You have your studies, beta .
His studies. Always that. Luckily he was clever. Math and science were his subjects. He could make numbers do the things he wanted. And just as he could see the patterns in an exponential or a logarithm, he could see there were other kinds of life to be led than his, lives that involved going on foreign vacations, having piercings, keeping a pet dog or a garden or a boat in the marina, playing with your band on MTV, locking your bike outside the vegan coffee shop and necking with your dreadlocked girlfriend. In such a life you could meet gora girls with short skirts and long legs, who’d talk to you instead of holding their noses and pretending to be disgusted by the phantom odor of curry. For a while, these girls were the sole focus of his life, girls in his class, in the neighborhood. Becky and Cathy and Carrie and Leigh … There were insuperable barriers to becoming their friend, let alone sleeping with them. His geeky Asian-ness. His hair. Above all, his hair. By fifteen he’d swapped the topknot for a turban, but even then he had a carpet of soft down on his chin and long black wisps snaking along his jaw, a mess of unruly and undeniably childish growth that made the hormonal chaos of his adolescent skin look even worse. He was a monster, a pariah.

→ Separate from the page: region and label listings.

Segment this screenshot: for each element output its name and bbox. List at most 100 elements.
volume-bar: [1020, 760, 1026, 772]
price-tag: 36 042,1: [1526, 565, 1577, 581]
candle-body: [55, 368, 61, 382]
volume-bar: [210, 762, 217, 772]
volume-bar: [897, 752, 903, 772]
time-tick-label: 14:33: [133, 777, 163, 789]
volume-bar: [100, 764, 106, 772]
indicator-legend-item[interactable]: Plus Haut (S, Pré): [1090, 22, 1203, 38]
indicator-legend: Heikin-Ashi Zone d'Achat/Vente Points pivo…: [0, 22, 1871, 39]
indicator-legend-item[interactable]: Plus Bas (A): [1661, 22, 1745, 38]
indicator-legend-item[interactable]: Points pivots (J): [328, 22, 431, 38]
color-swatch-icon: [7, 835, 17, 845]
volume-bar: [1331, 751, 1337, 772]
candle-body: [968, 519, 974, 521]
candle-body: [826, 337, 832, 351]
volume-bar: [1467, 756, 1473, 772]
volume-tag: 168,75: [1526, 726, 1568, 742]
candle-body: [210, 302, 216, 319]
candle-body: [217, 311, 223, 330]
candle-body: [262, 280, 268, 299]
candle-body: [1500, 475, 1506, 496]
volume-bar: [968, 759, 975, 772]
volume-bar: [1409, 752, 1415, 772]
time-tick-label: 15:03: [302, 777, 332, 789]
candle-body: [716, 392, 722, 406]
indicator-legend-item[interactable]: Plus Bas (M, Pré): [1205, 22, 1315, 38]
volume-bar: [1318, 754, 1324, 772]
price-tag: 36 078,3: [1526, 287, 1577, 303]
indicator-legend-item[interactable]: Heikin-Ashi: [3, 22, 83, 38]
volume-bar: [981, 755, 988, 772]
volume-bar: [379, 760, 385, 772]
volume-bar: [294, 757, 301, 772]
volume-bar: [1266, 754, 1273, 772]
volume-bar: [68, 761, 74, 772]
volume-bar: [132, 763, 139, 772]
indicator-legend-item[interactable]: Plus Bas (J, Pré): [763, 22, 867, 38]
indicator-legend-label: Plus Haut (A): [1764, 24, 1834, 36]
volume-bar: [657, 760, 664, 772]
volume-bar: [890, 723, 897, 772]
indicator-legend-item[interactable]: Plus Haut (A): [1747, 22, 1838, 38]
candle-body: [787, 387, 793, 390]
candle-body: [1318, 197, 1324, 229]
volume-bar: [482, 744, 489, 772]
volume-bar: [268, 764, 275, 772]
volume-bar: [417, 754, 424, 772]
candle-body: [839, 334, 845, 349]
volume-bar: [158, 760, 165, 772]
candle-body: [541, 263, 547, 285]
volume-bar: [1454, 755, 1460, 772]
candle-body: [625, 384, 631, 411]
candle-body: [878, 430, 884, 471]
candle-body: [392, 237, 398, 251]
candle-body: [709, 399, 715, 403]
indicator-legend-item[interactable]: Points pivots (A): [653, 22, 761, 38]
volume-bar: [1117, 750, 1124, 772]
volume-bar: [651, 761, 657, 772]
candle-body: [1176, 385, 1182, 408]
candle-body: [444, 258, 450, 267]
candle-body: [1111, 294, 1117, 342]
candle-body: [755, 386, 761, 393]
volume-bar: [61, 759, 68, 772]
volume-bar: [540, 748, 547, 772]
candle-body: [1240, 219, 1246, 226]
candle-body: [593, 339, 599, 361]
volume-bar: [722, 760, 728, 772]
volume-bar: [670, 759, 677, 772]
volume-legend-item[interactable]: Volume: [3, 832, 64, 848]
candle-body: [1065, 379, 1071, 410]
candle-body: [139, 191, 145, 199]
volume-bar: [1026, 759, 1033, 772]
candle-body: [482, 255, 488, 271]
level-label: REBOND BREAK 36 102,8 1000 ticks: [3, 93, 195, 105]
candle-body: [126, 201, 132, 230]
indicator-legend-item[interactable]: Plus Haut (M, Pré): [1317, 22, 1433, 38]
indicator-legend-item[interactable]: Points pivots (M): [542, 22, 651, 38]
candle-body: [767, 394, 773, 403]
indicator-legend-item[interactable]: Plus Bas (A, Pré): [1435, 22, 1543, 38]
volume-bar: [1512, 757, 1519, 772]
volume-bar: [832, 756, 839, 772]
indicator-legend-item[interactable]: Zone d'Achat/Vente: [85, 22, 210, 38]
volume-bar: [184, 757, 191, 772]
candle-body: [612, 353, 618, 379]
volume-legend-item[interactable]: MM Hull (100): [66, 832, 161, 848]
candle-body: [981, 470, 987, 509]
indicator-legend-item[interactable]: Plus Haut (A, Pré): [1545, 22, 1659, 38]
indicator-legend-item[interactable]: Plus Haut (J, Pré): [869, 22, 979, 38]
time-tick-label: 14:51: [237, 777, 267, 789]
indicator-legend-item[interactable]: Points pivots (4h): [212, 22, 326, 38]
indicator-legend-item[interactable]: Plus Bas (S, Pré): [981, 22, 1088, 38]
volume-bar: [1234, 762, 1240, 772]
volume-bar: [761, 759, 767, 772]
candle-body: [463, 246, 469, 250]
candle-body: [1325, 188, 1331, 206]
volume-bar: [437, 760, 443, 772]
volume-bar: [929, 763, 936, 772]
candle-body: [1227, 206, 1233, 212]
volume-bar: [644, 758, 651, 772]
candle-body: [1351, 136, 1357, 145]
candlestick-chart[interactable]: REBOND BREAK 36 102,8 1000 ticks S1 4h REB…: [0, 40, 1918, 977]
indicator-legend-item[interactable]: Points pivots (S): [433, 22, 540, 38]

Some of the other Sikh boys did the unthinkable. They went to the barber. They endured their dads’ beatings, their moms’ tears. As if to taunt their more compliant brothers and cousins they began to spend hours in front of the mirror, shaving complicated fades and pencil-thin beards, teasing out fierce patterns of gelled spikes. They dressed like gangsters, smoked dope, drove their pimped-out rice-burner cars down to bhangra dances in D.C. They were the real Punjabi shers, the brave-hearts, always ready to go after the dirty black bandars walking on their block, the sick slut who dated white boys. Jaz couldn’t have copied them if he’d dared. He was a nerd, a mathlete. On the fridge in his parents’ kitchen was a yellowing photo of him, aged sixteen, standing behind his prizewinning statistics exhibit at the city science fair. He always noticed his eyes in that picture. Glazed, fixed on escape.
Everyone had heard of MIT. Uncle Daljit had even visited the campus on some kind of tour. It was A-number-one, the best. Of course Jaz would need a scholarship, but his teachers said that wasn’t impossible. He was an exceptional student, gifted. How good that sounded in his parents’ ears. Our gifted son . So it was decided: Jaz would try for MIT. The household organized itself round the mission. The television was muted. Meals were brought up on a tray. His mother and sisters moved around like ground technicians on an immigrant moon shot. He was too self-absorbed to wonder why similar weight had never been put on the ambitions of his sisters. What had Seetal dreamed of before the hospital laundry? Or Uma, who packed chocolate bars alongside their mom? Both girls had been married by the age of twenty-one. No scholarships for them, just Uncles Amardeep and Baldev.